Of the 113 dogs and cats removed from their homes in Hancock, five dogs and 11 cats were euthanized and a 12th cat died, Mowery said. Some of the rescued animals were pregnant. with 29 puppies later born. Among those puppies Seven of them died at birth.


Berry said all the surviving animals have been adopted.

“Communities, they are the people who save these animals through donations, volunteering, fostering and adoption,” Berry said. “Many of these families are still fighting with dogs that have just learned to be dogs.”

When the dogs and cats were rescued in June 2021, the nonprofit asked for donations to take care of them and raised about $16,000. donate those

“It’s a relief that at least part of the case is behind us. And for these animals to get justice for everything they go through,” Berry said.

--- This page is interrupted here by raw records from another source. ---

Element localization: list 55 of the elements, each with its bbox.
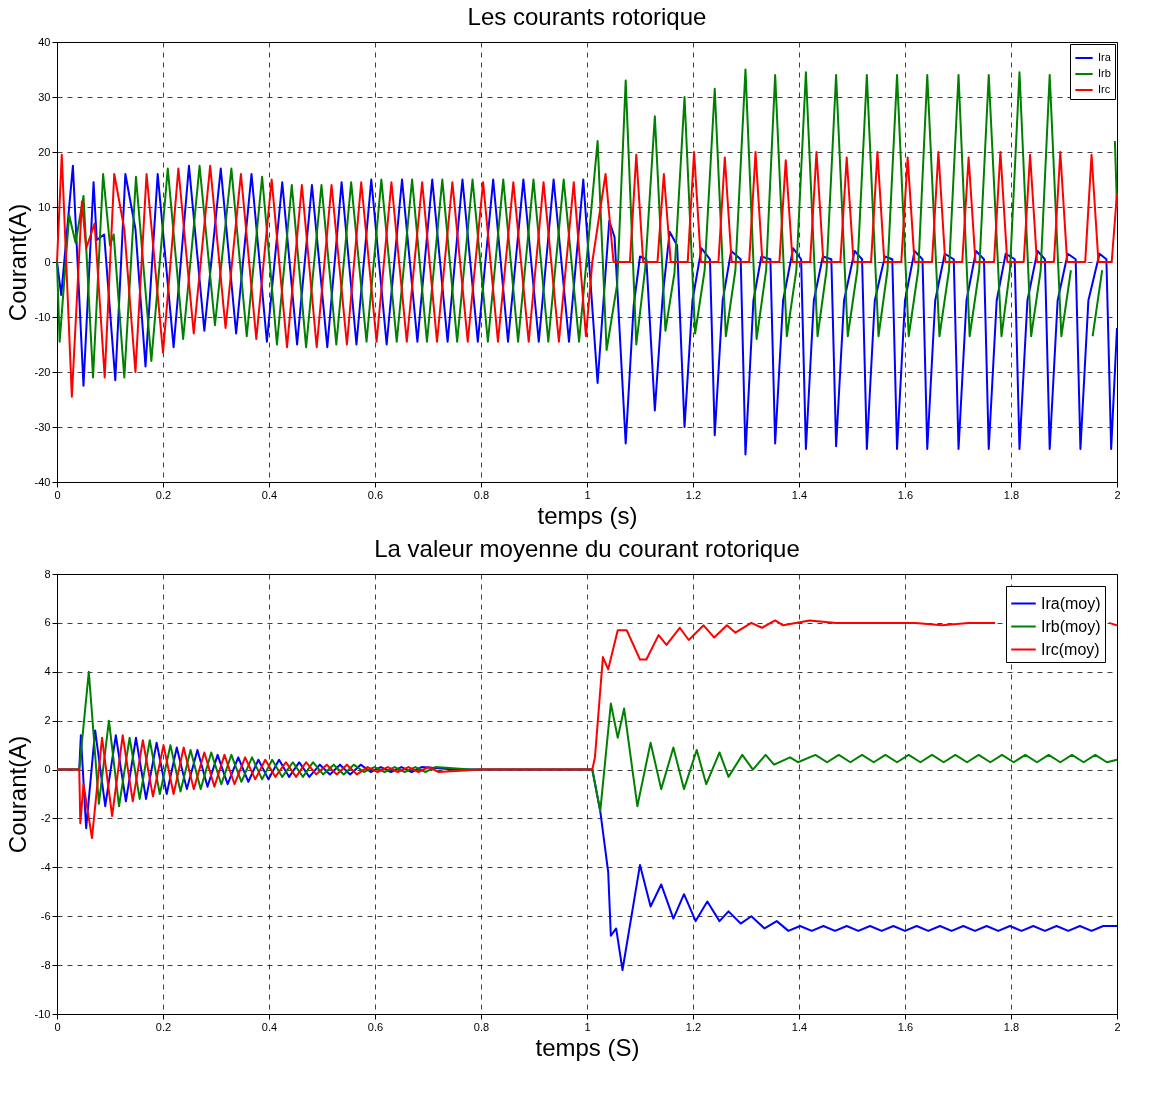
legend-label: Ira(moy) xyxy=(1041,594,1101,612)
x-tick-label: 0.4 xyxy=(261,488,278,501)
y-axis-title: Courant(A) xyxy=(3,735,31,854)
y-tick-label: 20 xyxy=(38,145,51,158)
y-tick-label: -2 xyxy=(40,811,51,824)
x-tick-label: 1.6 xyxy=(897,1020,914,1033)
y-axis-title: Courant(A) xyxy=(3,203,31,322)
x-tick-label: 2 xyxy=(1114,1020,1121,1033)
chart-title: Les courants rotorique xyxy=(467,3,707,30)
legend-label: Irc xyxy=(1098,83,1111,95)
y-tick-label: 4 xyxy=(44,665,51,678)
x-axis-title: temps (s) xyxy=(537,501,638,529)
y-tick-label: 0 xyxy=(44,255,51,268)
x-tick-label: 0.2 xyxy=(155,488,172,501)
x-tick-label: 1.4 xyxy=(791,488,808,501)
y-tick-label: 8 xyxy=(44,567,51,580)
x-tick-label: 0 xyxy=(54,1020,61,1033)
chart-title: La valeur moyenne du courant rotorique xyxy=(374,535,800,562)
y-tick-label: 10 xyxy=(38,200,51,213)
y-tick-label: -8 xyxy=(40,958,51,971)
x-tick-label: 1.8 xyxy=(1003,488,1020,501)
x-tick-label: 0.2 xyxy=(155,1020,172,1033)
x-tick-label: 1.2 xyxy=(685,1020,702,1033)
x-tick-label: 1.2 xyxy=(685,488,702,501)
x-tick-label: 1.8 xyxy=(1003,1020,1020,1033)
y-tick-label: -20 xyxy=(34,365,51,378)
line-series xyxy=(56,164,1118,456)
x-tick-label: 0.6 xyxy=(367,488,384,501)
y-tick-label: -30 xyxy=(34,420,51,433)
y-tick-label: -6 xyxy=(40,909,51,922)
x-axis-title: temps (S) xyxy=(535,1033,640,1061)
x-tick-label: 0.6 xyxy=(367,1020,384,1033)
y-tick-label: -4 xyxy=(40,860,51,873)
x-tick-label: 0 xyxy=(54,488,61,501)
x-tick-label: 1.6 xyxy=(897,488,914,501)
x-tick-label: 1 xyxy=(584,1020,591,1033)
x-tick-label: 0.8 xyxy=(473,488,490,501)
y-tick-label: 6 xyxy=(44,616,51,629)
y-tick-label: 30 xyxy=(38,90,51,103)
legend-label: Irb(moy) xyxy=(1041,617,1101,635)
legend-label: Ira xyxy=(1098,51,1112,63)
x-tick-label: 0.8 xyxy=(473,1020,490,1033)
y-tick-label: 2 xyxy=(44,714,51,727)
x-tick-label: 0.4 xyxy=(261,1020,278,1033)
y-tick-label: -40 xyxy=(34,475,51,488)
line-series xyxy=(56,151,1118,398)
legend-label: Irc(moy) xyxy=(1041,640,1100,658)
y-tick-label: 0 xyxy=(44,763,51,776)
y-tick-label: 40 xyxy=(38,35,51,48)
x-tick-label: 1 xyxy=(584,488,591,501)
x-tick-label: 1.4 xyxy=(791,1020,808,1033)
y-tick-label: -10 xyxy=(34,1007,51,1020)
x-tick-label: 2 xyxy=(1114,488,1121,501)
legend-label: Irb xyxy=(1098,67,1111,79)
y-tick-label: -10 xyxy=(34,310,51,323)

Lakovic said the offer was extended to Barry Powell in his appeal case.

His appeal hearing is scheduled for October. According to his online case document

Co-defendant pleads guilty to animal cruelty case

Kelly Powell told Wilson, “Now I know I should act differently and do something faster. But I felt trapped while my father told me I had no place to live… and knew I was the only one who could take care of him.”

“I’m sorry about the whole thing. And I’m devastated,” Powell said.

One of Powell’s public defenders, Sean Mukherjee, said this was a mental health case.

Another public defender for Powell, Garrett Byron, said Powell’s parents had a few dogs when she returned home to care for her ailing mother. when her mother died With fewer than 20 dogs in the house, Powell’s father had an obsession. and a power struggle between the Powell family and her father

Within five to six days her father suffered a stroke. The animals were then removed from the home, Byron said.

Lackovic said that when Humane Society officials responded to the House in June 2021 after receiving information from the deputy. Powell agreed to sign the ownership of the animals to the Humane Society.

Byron said Powell struggled with various mental health conditions. Including post-traumatic stress disorder and going to see a therapist.

“This is a very challenging family transition,” said Mukherjee. Powell begged her father to find a place to stay. She acknowledged that she should have done more. Act faster, he said.

Powell spent three days in jail, which was an “eye-opening experience” for her, Muckerje said. Powell collects more compensation to pay off the society’s debt.